In the U.S., 15- to 24-year-olds and 15- to 29-year-olds make up 14.1 percent and 21.3 percent of the population, respectively.

'Like the baby boom generation’

“It’s a bit like the baby boom generation in this country,” said Ragui Assaad, an Egyptian-American and professor of planning and public affairs at the University of Minnesota. “But it’s not because there are more babies — it’s because more babies are surviving.

“What makes the youth bulge particularly problematic is its combination with economic conditions that have made it hard to employ these young people in productive ways.”

Unemployment among the young is stubbornly high in many countries in the region. In 2009, Algeria and Iraq had unemployment rates of 45 percent for 15- to 24-year-olds, according to the Brookings report. In Libya, where the government of Moammar Gadhafi is clinging to power amid a massive revolt, the rate was 27 percent in 2005, the most recent data available. And in Egypt, where youth-led protests forced regime change, the rate was 25 percent.

Compare that with an unemployment rate for young Americans of 19.1 percent in July 2010 and 20 percent across the 27 nations of the European Union, as of August 2010.

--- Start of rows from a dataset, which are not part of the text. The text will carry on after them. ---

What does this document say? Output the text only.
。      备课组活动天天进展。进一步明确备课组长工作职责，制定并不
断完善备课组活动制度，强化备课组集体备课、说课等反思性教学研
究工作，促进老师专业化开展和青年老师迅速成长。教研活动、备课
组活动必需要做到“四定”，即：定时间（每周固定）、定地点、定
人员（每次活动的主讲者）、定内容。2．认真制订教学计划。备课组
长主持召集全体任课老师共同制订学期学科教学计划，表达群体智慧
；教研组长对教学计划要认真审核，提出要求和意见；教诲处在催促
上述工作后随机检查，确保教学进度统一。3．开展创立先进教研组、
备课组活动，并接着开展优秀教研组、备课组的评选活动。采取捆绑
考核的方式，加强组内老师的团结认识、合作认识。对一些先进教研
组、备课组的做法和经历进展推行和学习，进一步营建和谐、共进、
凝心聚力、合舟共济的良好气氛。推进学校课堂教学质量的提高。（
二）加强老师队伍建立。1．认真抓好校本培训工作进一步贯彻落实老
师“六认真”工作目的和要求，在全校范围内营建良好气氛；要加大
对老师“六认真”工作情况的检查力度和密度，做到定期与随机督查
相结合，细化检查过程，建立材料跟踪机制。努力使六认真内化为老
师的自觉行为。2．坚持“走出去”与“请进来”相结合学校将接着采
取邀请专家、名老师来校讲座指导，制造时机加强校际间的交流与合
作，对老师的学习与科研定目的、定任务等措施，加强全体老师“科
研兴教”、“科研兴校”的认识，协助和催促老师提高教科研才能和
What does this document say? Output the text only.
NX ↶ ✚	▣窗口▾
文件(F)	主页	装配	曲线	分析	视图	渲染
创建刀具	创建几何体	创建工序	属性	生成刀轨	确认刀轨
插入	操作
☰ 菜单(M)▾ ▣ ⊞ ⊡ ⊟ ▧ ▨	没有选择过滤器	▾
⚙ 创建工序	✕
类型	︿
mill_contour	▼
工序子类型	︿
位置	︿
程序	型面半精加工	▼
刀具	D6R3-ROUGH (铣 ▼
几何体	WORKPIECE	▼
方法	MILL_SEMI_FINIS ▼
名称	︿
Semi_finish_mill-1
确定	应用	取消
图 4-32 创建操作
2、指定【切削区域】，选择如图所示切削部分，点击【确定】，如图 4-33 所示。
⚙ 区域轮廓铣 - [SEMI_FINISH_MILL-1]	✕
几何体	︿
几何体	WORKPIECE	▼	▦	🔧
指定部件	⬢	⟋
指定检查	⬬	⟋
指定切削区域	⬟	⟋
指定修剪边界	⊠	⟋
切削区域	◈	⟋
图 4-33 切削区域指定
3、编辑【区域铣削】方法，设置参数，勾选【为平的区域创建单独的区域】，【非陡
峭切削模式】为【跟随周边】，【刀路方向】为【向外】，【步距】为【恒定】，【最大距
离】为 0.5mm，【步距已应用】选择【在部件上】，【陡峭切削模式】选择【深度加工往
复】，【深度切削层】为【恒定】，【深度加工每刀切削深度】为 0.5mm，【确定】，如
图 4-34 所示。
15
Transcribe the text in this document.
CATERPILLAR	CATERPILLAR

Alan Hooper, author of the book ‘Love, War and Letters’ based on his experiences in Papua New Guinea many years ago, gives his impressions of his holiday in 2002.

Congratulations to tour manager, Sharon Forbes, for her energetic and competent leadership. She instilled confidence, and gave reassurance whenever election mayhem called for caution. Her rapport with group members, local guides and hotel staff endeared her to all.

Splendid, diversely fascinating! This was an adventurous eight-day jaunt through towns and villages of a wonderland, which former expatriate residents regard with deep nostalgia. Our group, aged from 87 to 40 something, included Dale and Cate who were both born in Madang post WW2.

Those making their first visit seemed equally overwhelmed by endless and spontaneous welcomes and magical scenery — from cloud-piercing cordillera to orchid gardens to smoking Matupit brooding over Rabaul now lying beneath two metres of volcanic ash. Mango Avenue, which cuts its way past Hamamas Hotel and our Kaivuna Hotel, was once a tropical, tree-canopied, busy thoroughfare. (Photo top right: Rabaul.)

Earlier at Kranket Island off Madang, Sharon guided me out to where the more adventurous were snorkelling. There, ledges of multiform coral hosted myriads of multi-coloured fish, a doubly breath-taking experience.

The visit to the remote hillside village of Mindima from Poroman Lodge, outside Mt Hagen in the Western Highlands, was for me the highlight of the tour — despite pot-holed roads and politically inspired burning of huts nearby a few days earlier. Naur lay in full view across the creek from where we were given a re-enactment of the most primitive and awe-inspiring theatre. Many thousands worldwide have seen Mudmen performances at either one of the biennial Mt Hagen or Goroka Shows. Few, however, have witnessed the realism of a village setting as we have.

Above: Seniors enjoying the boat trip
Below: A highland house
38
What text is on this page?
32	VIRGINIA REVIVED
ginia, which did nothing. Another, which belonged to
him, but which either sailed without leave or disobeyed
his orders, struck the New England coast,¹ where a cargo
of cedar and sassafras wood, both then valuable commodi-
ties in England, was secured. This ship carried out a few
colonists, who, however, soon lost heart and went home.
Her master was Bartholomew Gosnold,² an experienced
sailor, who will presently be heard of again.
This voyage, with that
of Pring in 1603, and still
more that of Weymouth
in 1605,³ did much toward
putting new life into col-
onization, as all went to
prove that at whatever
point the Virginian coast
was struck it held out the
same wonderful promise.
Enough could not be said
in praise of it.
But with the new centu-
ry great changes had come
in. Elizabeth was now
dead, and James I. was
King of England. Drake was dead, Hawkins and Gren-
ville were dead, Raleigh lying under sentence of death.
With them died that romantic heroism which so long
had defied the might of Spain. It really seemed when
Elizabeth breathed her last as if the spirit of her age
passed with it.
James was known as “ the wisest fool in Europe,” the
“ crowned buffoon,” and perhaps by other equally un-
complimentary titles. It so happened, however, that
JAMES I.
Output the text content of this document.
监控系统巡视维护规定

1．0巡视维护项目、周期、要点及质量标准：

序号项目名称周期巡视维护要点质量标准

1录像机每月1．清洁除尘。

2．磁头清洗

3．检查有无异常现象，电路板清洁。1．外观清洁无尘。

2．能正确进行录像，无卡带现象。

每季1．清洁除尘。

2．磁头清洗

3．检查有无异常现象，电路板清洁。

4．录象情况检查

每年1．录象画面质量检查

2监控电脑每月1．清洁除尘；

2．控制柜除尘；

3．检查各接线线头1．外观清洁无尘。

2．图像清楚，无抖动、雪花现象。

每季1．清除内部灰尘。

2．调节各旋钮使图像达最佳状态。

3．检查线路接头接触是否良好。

“The Middle East and North Africa have the highest youth unemployment rate amongst all regions,” Credit Suisse said in a Feb. 25 report on the region’s demographics. “The effect of unemployment in some of these countries is felt even more strongly due to high inflation.”

The surge in the youth population creates “a primary condition for potential destabilization” if this situation “does not translate into youth achievement,” said Yousef, the Dubai educator.